Он говорил слишком восторженно, слова звучали слишком напыщенно. Но я удерживал себя в руках, от моей выдержки зависел дальнейший поворот событий.
— Да, Гамов, облик вы себе сотворили впечатляющий. Не политический деятель, а сверхъестественное существо. Но почему же вам и дальше не сохранять себе такое почти божественное сияние?
Он сразу насторожился. При его дьявольской интуиции он, конечно, предчувствовал, что я пришёл к нему не только выслушивать жалобы на уничтоженный нимб великомученика справедливости.

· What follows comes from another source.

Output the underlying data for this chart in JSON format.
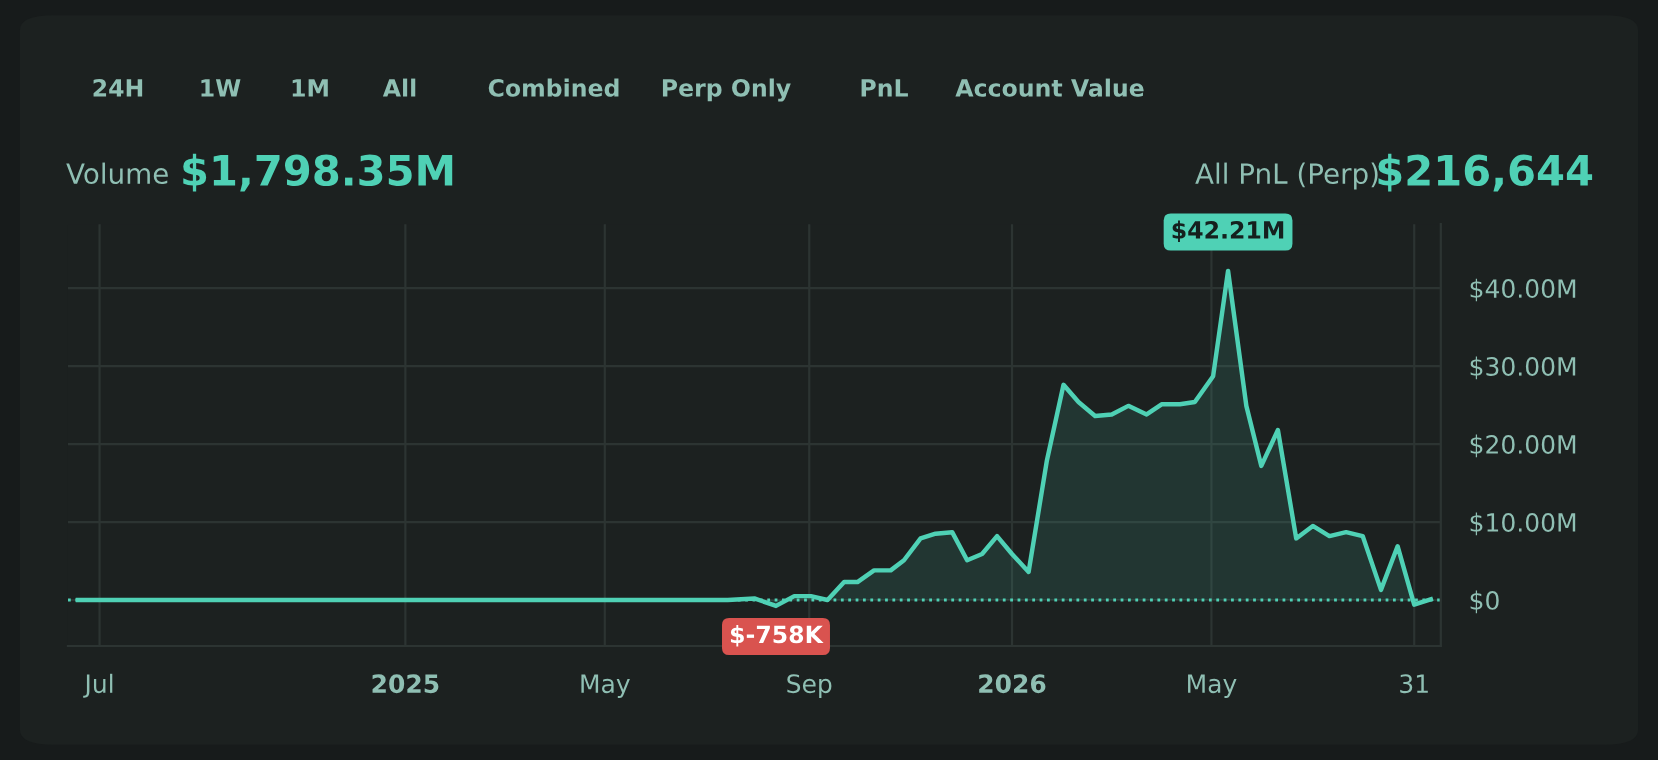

— Что вы подразумеваете, Семипалов?
— То, о чём докладывал первосвященник Тархун-хор. Он считает вас пришельцем из иномира.
Гамов остывал на глазах.
— И вы верите в этот вздор?
— Я бы не осмелился безапелляционно отрицать существование…
Гамов прервал меня.
— Вы забываете, что я в прошлом астрофизик. Доказывать астроному, ежедневно созерцающему миллионы светил в нашем мире, что рядом раскинулся ещё иной, невидимый, сопутствующий или сопряжённый, — названий можно подобрать десяток… не слишком ли многого хотите?
— Только внимания и размышления. Апеллирую к вашему разуму, а не суеверию, которого в вас нет. Предлагаю исходить из фактов, а не из чертовщины. И тогда докажу, что вера Тархун-хора в ваше неземное происхождение нисколько не противоречит реальным фактам.
— Слушаю вас. — Гамов с удивлением посмотрел на меня.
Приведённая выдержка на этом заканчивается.